CURITIBA — A agência de turismo deverá pagar indenização a dois consumidores que cancelaram uma viagem a Cancún depois de descobrirem, sem tempo hábil, que o México passou a exigir visto de turistas. A decisão foi mantida por unanimidade pela 1ª turma recursal dos Juizados Especiais do Paraná, que negou o recurso apresentado pela empresa.
Cada consumidor receberá R$ 5 mil por danos morais. Também foram preservados R$ 27.654,42 por danos emergentes e R$ 16.920 por lucros cessantes.
Mudança ocorreu durante o adiamento da viagem
O pacote, comprado em abril de 2021, incluía passagens aéreas e hospedagem. A viagem estava prevista inicialmente para novembro daquele ano, mas foi adiada por causa da pandemia e remarcada para fevereiro de 2023.
Nesse intervalo, entrou em vigor a exigência de visto para turistas que viajassem ao México. Conforme os autos, a agência não comunicou a alteração. Os clientes souberam da necessidade do documento por conta própria, quando já não havia tempo suficiente para obtê-lo, e cancelaram a viagem.
A empresa argumentou que a responsabilidade pela documentação seria exclusivamente dos passageiros. Também pediu, de forma subsidiária, a redução das indenizações.
Pacote completo ampliou responsabilidade
A relatora, juíza Melissa de Azevedo Olivas, reconheceu que o viajante deve portar os documentos exigidos para entrar em outro país. Ela afirmou, porém, que esse dever não elimina a responsabilidade da agência quando o serviço contratado envolve um pacote turístico completo.

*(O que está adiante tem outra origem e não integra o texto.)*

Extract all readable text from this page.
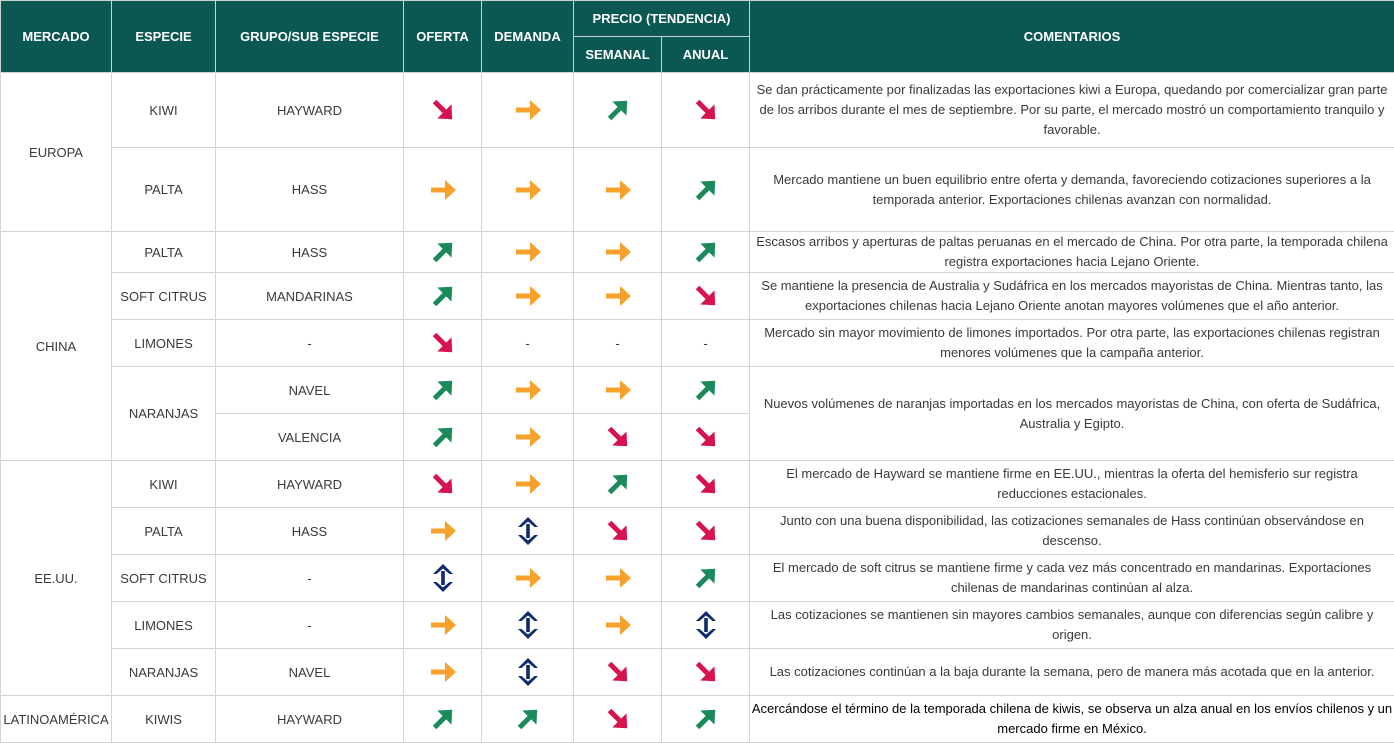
MERCADO	ESPECIE	GRUPO/SUB ESPECIE	OFERTA	DEMANDA	PRECIO (TENDENCIA)		COMENTARIOS
					SEMANAL	ANUAL	
EUROPA	KIWI	HAYWARD					Se dan prácticamente por finalizadas las exportaciones kiwi a Europa, quedando por comercializar gran parte de los arribos durante el mes de septiembre. Por su parte, el mercado mostró un comportamiento tranquilo y favorable.
	PALTA	HASS					Mercado mantiene un buen equilibrio entre oferta y demanda, favoreciendo cotizaciones superiores a la temporada anterior. Exportaciones chilenas avanzan con normalidad.
CHINA	PALTA	HASS					Escasos arribos y aperturas de paltas peruanas en el mercado de China. Por otra parte, la temporada chilena registra exportaciones hacia Lejano Oriente.
	SOFT CITRUS	MANDARINAS					Se mantiene la presencia de Australia y Sudáfrica en los mercados mayoristas de China. Mientras tanto, las exportaciones chilenas hacia Lejano Oriente anotan mayores volúmenes que el año anterior.
	LIMONES	-		-	-	-	Mercado sin mayor movimiento de limones importados. Por otra parte, las exportaciones chilenas registran menores volúmenes que la campaña anterior.
	NARANJAS	NAVEL					Nuevos volúmenes de naranjas importadas en los mercados mayoristas de China, con oferta de Sudáfrica, Australia y Egipto.
		VALENCIA	

EE.UU.	KIWI	HAYWARD					El mercado de Hayward se mantiene firme en EE.UU., mientras la oferta del hemisferio sur registra reducciones estacionales.
	PALTA	HASS					Junto con una buena disponibilidad, las cotizaciones semanales de Hass continúan observándose en descenso.
	SOFT CITRUS	-					El mercado de soft citrus se mantiene firme y cada vez más concentrado en mandarinas. Exportaciones chilenas de mandarinas continúan al alza.
	LIMONES	-					Las cotizaciones se mantienen sin mayores cambios semanales, aunque con diferencias según calibre y origen.
	NARANJAS	NAVEL					Las cotizaciones continúan a la baja durante la semana, pero de manera más acotada que en la anterior.
LATINOAMÉRICA	KIWIS	HAYWARD					Acercándose el término de la temporada chilena de kiwis, se observa un alza anual en los envíos chilenos y un mercado firme en México.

“Não se tratava da mera intermediação da venda de passagens aéreas”, afirmou a magistrada ao diferenciar a contratação de diversos serviços da simples venda de bilhetes. Para ela, a exigência de visto era uma informação indispensável para que a viagem pudesse ocorrer.
Os danos emergentes correspondem a gastos comprovados com o pacote, passagens entre Curitiba e Guarulhos e seguro-viagem. Já os lucros cessantes foram reconhecidos porque os dois consumidores, que são médicos, deixaram de realizar plantões remunerados em R$ 720 durante o período reservado para a viagem.
A relatora também considerou que o cancelamento frustrou um plano mantido por longo período e caracterizou falha na prestação do serviço, além de superar um mero aborrecimento. O processo é o 0026335-37.2024.8.16.0182. O escritório Reis & Alberge Advogados representa os turistas.